Belastingrecht, meervoudige kamer

Locatie: Breda

Zaaknummers BRE 14/1593 en 14/1594

uitspraak van 27 mei 2016

Uitspraak als bedoeld in afdeling 8.2.6 van de Algemene wet bestuursrecht (Awb) in het geding tussen

[belanghebbende] , wonende te [woonplaats],

belanghebbende,

en

de inspecteur van de Belastingdienst,

de inspecteur.

1 Ontstaan en loop van het geding

1.1.

De inspecteur heeft aan belanghebbende met dagtekening 19 juni 2013 over de jaren 2009 en 2010 naheffingsaanslagen omzetbelasting (aanslagnummers [aanslagnummer].F.019507 en [aanslagnummer].F.010506), alsmede bij gelijktijdige beschikkingen vergrijpboeten opgelegd en heffingsrente in rekening gebracht (zie 2.5 voor de bedragen).

1.2.

Hiertegen is door belanghebbende op 25 juni 2013 bezwaar gemaakt.

1.3.

De inspecteur heeft bij in één geschrift vervatte uitspraken op bezwaar van 4 maart 2014 de naheffingsaanslagen, de beschikkingen heffingsrente en de boetebeschikkingen gehandhaafd.

1.4.

Belanghebbende heeft daartegen bij brief van 11 maart 2014, ontvangen bij de rechtbank op 13 maart 2014, beroep ingesteld. Ter zake van deze beroepen heeft de griffier van belanghebbende een griffierecht geheven van € 165.

1.5.

De inspecteur heeft een verweerschrift ingediend.

1.6.

Het onderzoek ter zitting voor de enkelvoudige kamer heeft plaatsgevonden op 13 mei 2015 te Tilburg. Aldaar zijn verschenen en gehoord, belanghebbende, vergezeld van zijn gemachtigde [gemachtigde], verbonden aan [kantoornaam gemachtigde] te

’s-Hertogenbosch, en namens de inspecteur, [verweerder]. Van het verhandelde ter zitting is een proces-verbaal opgesteld dat in afschrift aan partijen is toegezonden.

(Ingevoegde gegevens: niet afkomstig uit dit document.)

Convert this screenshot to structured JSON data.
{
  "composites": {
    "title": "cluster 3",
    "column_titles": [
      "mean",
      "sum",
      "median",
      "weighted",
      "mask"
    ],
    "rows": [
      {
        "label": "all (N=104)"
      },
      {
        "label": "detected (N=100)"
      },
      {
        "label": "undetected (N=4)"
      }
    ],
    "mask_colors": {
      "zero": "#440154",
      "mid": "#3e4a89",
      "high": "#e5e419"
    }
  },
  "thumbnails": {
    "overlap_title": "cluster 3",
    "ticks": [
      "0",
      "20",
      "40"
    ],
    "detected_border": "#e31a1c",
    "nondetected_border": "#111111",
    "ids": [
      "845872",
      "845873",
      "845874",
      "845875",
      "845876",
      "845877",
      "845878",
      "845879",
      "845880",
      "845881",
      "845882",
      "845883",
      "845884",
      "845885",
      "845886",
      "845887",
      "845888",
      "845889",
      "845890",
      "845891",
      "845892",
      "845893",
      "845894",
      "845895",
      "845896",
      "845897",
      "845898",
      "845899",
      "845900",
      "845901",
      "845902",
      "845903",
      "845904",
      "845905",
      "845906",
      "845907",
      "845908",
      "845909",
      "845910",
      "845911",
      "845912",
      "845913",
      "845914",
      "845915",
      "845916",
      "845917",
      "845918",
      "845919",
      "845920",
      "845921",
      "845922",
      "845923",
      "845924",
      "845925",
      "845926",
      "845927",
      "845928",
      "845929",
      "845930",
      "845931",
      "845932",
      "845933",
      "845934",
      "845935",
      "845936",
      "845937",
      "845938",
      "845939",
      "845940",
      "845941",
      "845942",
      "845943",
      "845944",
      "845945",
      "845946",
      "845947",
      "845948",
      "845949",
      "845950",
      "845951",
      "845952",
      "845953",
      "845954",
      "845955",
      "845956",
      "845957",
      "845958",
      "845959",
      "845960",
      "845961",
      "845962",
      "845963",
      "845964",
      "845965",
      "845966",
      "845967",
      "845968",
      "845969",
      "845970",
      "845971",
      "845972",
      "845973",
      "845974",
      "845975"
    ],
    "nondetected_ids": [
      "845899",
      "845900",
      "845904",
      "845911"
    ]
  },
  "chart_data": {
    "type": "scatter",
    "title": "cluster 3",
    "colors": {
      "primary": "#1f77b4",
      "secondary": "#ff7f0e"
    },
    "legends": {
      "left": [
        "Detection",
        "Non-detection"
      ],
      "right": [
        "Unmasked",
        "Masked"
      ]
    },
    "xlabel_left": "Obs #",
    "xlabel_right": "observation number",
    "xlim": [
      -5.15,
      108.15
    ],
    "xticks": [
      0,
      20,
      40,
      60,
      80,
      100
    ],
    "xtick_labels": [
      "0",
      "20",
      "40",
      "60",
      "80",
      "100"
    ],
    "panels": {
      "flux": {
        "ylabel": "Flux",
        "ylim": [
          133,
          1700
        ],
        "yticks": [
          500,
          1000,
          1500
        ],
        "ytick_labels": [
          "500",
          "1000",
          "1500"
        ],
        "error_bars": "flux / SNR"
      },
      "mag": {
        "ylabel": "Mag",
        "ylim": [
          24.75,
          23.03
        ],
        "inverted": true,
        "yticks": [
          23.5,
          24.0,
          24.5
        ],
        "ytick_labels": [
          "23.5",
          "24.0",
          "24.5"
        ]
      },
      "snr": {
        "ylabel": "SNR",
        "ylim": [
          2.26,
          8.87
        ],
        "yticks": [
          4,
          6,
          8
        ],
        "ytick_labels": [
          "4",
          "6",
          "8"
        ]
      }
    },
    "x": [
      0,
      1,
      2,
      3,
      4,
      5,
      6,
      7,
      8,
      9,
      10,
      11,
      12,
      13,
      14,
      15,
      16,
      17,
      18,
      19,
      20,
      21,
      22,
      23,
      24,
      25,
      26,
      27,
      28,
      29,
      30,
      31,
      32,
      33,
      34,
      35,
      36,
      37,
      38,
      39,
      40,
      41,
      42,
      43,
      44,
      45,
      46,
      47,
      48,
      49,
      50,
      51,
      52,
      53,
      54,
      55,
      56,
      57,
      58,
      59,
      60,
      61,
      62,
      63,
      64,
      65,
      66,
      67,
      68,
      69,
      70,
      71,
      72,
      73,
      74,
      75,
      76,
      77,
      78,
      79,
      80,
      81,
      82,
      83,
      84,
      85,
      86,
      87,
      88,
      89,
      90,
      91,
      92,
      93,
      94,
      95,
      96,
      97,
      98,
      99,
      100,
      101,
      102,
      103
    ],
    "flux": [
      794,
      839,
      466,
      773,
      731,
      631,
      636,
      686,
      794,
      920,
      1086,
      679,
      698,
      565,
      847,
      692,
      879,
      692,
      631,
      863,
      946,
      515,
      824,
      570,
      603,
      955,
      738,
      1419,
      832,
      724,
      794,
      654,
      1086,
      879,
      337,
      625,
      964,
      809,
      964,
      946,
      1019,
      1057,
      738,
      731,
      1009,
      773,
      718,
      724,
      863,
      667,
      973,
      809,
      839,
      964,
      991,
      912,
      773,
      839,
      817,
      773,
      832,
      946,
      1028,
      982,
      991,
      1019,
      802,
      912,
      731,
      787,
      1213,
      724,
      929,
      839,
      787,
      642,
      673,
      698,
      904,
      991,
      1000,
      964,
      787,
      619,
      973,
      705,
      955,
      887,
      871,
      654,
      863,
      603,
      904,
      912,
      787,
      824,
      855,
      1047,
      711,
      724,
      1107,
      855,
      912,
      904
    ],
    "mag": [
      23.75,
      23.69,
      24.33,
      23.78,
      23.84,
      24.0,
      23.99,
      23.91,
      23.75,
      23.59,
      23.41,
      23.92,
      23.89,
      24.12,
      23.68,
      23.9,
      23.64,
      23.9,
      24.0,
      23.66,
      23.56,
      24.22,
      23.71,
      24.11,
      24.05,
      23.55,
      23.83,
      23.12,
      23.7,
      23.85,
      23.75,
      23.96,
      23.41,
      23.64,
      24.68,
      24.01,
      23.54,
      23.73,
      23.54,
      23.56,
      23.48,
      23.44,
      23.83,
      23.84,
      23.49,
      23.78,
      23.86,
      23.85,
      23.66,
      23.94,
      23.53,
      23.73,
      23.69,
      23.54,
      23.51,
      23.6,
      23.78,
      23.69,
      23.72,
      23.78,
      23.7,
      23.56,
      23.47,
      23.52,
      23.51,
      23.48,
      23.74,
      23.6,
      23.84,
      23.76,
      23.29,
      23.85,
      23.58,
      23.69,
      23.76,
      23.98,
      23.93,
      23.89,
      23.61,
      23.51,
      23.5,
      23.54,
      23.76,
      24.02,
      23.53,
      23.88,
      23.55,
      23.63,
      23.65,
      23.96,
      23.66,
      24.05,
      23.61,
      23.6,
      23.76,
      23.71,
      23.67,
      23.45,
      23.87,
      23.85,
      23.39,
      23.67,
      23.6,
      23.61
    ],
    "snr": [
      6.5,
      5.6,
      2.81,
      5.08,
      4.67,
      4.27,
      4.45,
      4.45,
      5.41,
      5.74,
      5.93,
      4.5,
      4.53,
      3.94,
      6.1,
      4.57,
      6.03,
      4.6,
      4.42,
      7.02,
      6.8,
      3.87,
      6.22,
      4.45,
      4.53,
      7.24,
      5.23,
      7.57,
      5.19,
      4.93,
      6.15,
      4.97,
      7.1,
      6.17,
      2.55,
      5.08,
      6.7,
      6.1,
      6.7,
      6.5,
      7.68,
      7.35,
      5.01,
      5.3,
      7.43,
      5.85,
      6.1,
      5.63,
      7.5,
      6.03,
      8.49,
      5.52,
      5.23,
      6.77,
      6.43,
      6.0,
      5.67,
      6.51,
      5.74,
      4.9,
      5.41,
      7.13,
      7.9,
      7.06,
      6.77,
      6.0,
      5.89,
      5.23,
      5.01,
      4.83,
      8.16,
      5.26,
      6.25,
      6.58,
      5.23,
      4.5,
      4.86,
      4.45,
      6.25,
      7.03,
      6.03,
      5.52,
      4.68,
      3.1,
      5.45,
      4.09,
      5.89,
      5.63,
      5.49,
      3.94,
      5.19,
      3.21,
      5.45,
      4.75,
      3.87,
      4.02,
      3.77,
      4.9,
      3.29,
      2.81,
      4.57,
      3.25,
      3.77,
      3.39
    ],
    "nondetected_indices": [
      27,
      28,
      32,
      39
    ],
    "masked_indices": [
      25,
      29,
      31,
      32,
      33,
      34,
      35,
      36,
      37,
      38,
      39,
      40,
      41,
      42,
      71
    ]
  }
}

De zaak is door de enkelvoudige kamer verwezen naar een meervoudige kamer. Partijen zijn door de rechtbank in de gelegenheid gesteld nadere stukken in te brengen en getuige(n) op te roepen.

1.7.

Belanghebbende heeft op 9 november 2015 een drietal getuigen, allen werkzaam bij de Belastingdienst, opgeroepen om ter zitting van de meervoudige kamer te verschijnen. De inspecteur heeft bij brief van 11 november 2015, vóór de zitting bij de meervoudige kamer, nadere stukken ingediend. Deze stukken zijn in afschrift verstrekt aan de wederpartij.

1.8.

Het onderzoek ter zitting voor de meervoudige kamer heeft plaatsgevonden op 26 november 2015 te Breda. Aldaar zijn verschenen en gehoord, belanghebbende, vergezeld van zijn gemachtigde [gemachtigde], verbonden aan [kantoornaam gemachtigde] te

’s-Hertogenbosch, en namens de inspecteur, [verweerder]. Geen van de door belanghebbende opgeroepen getuigen is ter zitting verschenen. Het onderzoek ter zitting is aangehouden waarbij belanghebbende de mogelijkheid heeft gekregen schriftelijk vragen te stellen aan één van de door hem opgeroepen getuigen, [A] (hierna: [A]). Van het verhandelde ter zitting is een proces-verbaal opgesteld dat in afschrift aan partijen is toegezonden.

1.9.

Bij brief van 2 december 2015 heeft belanghebbende een tweetal vragen gesteld aan [A]. Bij brief van 16 december 2015 heeft de inspecteur, met toelichting, een bijlage aan de rechtbank doen toekomen met daarin de antwoorden van [A] op de twee schriftelijk gestelde vragen. Ook heeft [A] antwoord gegeven op twee vragen die tijdens de zitting van 26 november 2015 door de gemachtigde van belanghebbende zijn geformuleerd. Met dagtekening 22 december 2015 heeft belanghebbende hierop gereageerd en aangegeven een nadere mondelinge behandeling te willen.

1.10.

De nadere mondelinge behandeling heeft plaatsgevonden op 3 maart 2016. Voorafgaand aan die zitting heeft de rechtbank van de gemachtigde vernomen dat belanghebbende failliet is verklaard. Zowel van de gemachtigde als van de inspecteur heeft de rechtbank bericht ontvangen dat zij niet aanwezig zullen zijn bij deze zitting. De gemachtigde heeft de rechtbank geïnformeerd dat belanghebbende op de hoogte is van de zitting. Tijdens de zitting is niemand verschenen. De rechtbank heeft het onderzoek gesloten en een schriftelijke uitspraak aangekondigd.

2 Feiten

Op grond van de stukken van het geding en het verhandelde ter zitting staat het volgende vast:

2.1.

Belanghebbende drijft sinds 2007 een onderneming, in de vorm van een eenmanszaak, die zich richt op de handel in motorfietsen van het merk [merk], onderhoud van deze motorfietsen en verkoop van onderdelen en aanverwante artikelen. De handelsnaam van de onderneming is [B].

2.2.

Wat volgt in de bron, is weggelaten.